Arriving in London shy and “in awe of all these amazing creatures – but I felt totally connected,” Hogg upped her look to get past the ferocious Steve Strange on the door of The Blitz, where you had to present yourself to get in. “I resorted back to what I did in my childhood, used my imagination and conjured up these clothes every week,” she elaborates. “From there people wanted what I was wearing so I started creating a look that eventually developed into mini collections.” The clothes found a home at the legendary Hyper Hyper and her space on Newburgh Street.

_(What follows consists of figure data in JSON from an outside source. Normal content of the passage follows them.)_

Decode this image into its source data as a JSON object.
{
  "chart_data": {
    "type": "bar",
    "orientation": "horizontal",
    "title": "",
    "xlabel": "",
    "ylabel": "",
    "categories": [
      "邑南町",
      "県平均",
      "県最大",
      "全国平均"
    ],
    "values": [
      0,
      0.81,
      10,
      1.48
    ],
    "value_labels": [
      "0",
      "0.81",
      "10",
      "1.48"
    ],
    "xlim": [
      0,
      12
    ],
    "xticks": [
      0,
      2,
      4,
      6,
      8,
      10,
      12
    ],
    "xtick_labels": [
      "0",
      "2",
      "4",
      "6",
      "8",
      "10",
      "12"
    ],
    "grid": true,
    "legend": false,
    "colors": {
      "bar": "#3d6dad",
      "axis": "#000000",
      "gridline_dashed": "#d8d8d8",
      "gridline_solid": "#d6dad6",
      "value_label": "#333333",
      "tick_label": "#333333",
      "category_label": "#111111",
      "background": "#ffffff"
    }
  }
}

Today, Hogg has moved far beyond anything capsule, becoming synonymous in modern fashion for signature panelled catsuits and multicolour fur coats, worn by the likes of Kate Moss, Siouxsie Sioux and Alison Mosshart. She recently presented her A/W12 collection, Wild Life, in London. “But I deliberately made pieces that were commercial to prove to people that I can do much more than a showpiece – I'd like someone to invest in me,” she reveals honestly. “The little hand-knits at the beginning, all the models went crazy for them. I'd love to have my own shop again to show my capabilities.”

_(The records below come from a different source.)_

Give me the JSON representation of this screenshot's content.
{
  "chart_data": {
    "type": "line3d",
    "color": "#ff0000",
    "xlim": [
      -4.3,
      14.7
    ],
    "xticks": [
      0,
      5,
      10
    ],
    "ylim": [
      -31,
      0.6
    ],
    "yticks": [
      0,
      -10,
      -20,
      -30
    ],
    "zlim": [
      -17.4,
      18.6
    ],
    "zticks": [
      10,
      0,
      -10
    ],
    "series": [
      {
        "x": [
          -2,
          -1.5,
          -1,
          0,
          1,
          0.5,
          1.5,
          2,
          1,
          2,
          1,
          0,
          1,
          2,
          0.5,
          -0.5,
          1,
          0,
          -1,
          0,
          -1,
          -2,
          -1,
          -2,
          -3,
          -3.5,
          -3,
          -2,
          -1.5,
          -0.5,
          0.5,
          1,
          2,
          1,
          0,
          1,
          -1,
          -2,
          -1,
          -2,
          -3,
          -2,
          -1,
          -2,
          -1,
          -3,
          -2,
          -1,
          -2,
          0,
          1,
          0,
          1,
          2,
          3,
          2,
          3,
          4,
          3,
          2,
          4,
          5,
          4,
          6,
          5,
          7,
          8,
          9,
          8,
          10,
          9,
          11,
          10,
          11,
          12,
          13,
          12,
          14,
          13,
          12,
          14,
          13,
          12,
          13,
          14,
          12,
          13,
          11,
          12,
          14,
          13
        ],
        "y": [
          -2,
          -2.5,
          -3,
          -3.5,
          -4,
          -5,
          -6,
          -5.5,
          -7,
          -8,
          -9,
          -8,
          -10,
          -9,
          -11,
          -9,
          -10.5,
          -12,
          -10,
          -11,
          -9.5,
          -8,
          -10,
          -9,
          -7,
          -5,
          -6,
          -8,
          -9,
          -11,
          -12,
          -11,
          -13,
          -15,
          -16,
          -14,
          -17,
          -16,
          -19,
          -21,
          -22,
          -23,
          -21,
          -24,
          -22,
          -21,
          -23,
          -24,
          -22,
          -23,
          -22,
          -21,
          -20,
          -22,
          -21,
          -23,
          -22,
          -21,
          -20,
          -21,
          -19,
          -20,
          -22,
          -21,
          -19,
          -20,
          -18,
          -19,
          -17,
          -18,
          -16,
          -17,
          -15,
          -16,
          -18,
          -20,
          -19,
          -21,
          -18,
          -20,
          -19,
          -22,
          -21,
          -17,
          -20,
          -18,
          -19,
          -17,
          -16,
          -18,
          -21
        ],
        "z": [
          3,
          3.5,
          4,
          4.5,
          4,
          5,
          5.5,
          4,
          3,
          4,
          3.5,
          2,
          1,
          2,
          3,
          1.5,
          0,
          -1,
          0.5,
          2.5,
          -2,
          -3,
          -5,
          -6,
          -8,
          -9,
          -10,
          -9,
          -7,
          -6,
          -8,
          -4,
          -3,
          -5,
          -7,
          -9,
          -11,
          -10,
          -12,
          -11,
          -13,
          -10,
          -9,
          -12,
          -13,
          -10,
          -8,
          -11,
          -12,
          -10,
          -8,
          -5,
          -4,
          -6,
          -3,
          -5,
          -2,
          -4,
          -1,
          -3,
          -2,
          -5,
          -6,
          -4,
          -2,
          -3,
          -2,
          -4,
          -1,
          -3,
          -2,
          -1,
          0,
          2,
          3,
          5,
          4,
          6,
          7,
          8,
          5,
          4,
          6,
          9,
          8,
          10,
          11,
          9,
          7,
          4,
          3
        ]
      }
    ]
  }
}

“I'd rather see someone with attitude not dressed-up than sheep-like fashion, identity is all, knowing who you are. But great fashion is wonderful. I'm self taught in making clothes so was never really interested in the history of it, now I have a great desire to explore. Not long ago I found out about Madame Grès, wonderful.”
She has plenty of stories to tell. “Going on tour with Pigface in the early 90s driving from Texas to NY via Nashville and New Orleans was incredible,” she illuminates. “Although I wasn't in the band they dragged me onstage when they heard I could sing, so for the short time I was with them I sang one song every night with my boyfriend at the time, Mary Biker from Gay Bikers on Acid. That's what actually led me to give up fashion for 10 to 15 years and go back to writing and performing, I'd forgotten just how great it was. I didn’t want to live to regret not doing anything.”

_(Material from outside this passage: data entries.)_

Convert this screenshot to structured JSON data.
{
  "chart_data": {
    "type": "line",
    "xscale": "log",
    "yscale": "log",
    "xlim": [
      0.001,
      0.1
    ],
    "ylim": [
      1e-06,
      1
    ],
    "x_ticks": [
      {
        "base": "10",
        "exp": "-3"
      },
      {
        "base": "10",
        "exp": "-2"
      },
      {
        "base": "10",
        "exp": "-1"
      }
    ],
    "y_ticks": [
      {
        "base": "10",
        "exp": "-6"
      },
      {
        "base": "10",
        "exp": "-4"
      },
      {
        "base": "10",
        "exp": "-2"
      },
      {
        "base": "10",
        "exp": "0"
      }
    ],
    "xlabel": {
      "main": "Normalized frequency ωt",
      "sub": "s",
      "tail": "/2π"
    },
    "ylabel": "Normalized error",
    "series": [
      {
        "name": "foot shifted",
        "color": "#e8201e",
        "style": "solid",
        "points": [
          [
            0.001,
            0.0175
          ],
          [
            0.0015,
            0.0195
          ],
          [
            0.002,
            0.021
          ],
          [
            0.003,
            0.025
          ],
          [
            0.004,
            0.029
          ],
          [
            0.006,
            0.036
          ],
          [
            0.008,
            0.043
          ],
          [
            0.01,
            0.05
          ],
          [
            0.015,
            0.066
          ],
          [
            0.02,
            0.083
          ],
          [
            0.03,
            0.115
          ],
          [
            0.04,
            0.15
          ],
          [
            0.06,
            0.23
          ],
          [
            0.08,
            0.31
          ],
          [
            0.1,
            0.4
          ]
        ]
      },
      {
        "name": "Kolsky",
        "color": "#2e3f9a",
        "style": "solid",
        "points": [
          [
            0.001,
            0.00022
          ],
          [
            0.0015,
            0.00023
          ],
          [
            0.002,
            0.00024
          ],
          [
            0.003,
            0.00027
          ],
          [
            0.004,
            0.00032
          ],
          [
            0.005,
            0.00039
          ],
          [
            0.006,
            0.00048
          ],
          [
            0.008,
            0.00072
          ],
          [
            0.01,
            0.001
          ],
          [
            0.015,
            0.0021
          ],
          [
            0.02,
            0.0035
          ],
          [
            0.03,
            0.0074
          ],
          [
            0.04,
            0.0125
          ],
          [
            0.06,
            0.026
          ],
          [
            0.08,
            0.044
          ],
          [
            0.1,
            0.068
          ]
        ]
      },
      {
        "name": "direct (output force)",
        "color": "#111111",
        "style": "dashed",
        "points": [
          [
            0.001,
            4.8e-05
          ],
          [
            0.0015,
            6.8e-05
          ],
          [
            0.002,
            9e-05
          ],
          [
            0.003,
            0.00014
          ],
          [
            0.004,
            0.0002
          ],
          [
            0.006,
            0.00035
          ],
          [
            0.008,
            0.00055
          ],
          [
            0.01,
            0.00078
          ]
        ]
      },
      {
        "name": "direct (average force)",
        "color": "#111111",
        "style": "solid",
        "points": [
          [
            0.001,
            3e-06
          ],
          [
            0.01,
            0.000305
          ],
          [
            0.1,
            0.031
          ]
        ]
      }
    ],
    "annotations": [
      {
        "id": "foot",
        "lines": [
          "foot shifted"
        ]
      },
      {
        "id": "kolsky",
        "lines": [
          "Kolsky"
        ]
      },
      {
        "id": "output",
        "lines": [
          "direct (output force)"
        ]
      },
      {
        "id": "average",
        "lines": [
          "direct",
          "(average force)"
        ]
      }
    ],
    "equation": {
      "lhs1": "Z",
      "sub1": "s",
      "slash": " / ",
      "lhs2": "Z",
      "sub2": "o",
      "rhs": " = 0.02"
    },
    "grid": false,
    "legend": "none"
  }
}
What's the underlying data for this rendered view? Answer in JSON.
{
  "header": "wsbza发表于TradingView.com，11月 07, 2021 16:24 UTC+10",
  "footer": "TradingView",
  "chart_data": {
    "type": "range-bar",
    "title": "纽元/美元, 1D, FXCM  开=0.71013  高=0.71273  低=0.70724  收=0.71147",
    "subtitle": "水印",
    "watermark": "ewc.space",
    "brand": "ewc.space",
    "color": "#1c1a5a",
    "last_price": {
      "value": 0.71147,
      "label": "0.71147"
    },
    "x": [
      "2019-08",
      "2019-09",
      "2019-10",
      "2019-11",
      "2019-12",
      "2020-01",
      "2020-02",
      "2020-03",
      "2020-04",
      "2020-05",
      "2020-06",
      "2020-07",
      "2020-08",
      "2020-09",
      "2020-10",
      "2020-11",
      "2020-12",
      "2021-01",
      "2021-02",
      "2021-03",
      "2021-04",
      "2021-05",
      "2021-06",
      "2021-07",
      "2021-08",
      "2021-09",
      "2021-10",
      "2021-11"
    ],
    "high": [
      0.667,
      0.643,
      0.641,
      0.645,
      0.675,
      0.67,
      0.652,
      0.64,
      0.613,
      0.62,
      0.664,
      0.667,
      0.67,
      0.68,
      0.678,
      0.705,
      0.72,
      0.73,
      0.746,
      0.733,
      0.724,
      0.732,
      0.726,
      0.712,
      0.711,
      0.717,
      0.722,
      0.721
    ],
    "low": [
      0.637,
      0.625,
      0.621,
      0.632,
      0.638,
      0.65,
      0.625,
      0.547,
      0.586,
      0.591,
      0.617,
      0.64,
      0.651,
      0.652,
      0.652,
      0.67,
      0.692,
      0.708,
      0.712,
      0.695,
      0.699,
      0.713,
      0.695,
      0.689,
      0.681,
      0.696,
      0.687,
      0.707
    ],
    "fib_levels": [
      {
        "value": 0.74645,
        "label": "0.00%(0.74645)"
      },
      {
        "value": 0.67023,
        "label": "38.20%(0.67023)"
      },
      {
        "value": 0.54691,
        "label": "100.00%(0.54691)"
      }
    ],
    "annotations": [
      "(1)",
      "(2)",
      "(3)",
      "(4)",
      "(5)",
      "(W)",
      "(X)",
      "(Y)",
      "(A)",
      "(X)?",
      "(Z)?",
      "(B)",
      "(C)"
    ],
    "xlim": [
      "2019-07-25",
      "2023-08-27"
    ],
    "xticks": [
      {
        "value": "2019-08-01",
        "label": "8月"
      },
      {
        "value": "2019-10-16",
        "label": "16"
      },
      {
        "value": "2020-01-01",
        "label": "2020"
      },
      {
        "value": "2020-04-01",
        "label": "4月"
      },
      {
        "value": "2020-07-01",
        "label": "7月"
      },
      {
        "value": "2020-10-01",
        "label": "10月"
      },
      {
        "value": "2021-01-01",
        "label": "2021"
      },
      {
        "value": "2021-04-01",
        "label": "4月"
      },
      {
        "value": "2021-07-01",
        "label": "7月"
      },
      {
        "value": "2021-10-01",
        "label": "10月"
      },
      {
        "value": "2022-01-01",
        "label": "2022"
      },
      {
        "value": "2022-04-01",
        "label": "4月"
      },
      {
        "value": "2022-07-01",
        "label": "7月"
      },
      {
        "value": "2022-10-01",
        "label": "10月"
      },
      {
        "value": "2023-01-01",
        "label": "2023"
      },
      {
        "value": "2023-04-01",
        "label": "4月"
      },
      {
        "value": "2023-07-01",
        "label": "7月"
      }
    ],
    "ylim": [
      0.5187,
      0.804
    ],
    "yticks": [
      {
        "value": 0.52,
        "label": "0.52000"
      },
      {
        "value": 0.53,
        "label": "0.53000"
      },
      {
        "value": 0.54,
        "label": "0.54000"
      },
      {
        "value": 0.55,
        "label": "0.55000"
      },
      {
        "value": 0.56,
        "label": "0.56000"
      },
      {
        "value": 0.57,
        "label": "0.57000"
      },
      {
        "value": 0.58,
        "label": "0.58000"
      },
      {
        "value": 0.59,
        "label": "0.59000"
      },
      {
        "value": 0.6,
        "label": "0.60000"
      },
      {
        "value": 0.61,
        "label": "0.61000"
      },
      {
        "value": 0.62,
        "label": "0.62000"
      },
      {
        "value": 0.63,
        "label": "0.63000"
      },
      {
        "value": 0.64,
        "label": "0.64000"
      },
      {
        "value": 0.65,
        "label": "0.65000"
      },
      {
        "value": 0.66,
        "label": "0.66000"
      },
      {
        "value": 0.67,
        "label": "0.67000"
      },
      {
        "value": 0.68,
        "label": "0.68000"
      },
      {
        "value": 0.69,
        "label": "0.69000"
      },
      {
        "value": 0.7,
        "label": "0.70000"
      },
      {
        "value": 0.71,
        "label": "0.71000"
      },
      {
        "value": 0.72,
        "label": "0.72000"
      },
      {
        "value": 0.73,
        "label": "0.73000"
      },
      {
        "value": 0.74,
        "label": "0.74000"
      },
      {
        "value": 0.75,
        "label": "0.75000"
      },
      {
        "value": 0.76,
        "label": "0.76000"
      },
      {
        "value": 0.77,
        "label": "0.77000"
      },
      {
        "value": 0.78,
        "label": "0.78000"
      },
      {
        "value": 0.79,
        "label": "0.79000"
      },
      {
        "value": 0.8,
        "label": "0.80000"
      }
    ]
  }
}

“I'm open and at the most creative I've ever been...”
Since, there’s been Doll and Hoggdoll, with Jason Buckle. Recently she sat in for Jarvis Cocker on BBC 6Music – “some tracks I wanted to play were only on vinyl and I knew my records were scratched so I tried to call Bobby Gillespie, who is only person I know has pretty much the same record collection as me.”
If you’ve been in Bermondsey recently, you’ll have caught the creative on the streets, making a glorious commotion, colliding her ethos with the everyday.
“I caused havoc with Rankin's band of merry men and women last weekend, filming guerilla style and speeding about in an open-top jeep,” she shares.“He'd generously given me control of a huge piece in the next issue of The Hunger, and not content with a studio shoot I managed to persuade him to do it on location. He allowed me to style, art-direct and also choose models I knew, as I needed girls familiar with tight time limits, quick changes and the chaos that can ensue when I'm at the helm demanding the impossible! We were stopping traffic with these gorgeous half-naked girls, seven at at time in some cases. Like a li’l army, such an amazing crew. The set-up allowed instant viewing enabling us to establish the perfect shot within breakneck speed, and the photos I cant wait to see in print, beyond awesome.”
For her history, Hogg also has a lot to give – and there’s a lot she should be credited for. Still, the future’s unwritten and that’s what makes life exciting. “I'm open and at the most creative I've ever been,” she summarises optimistically.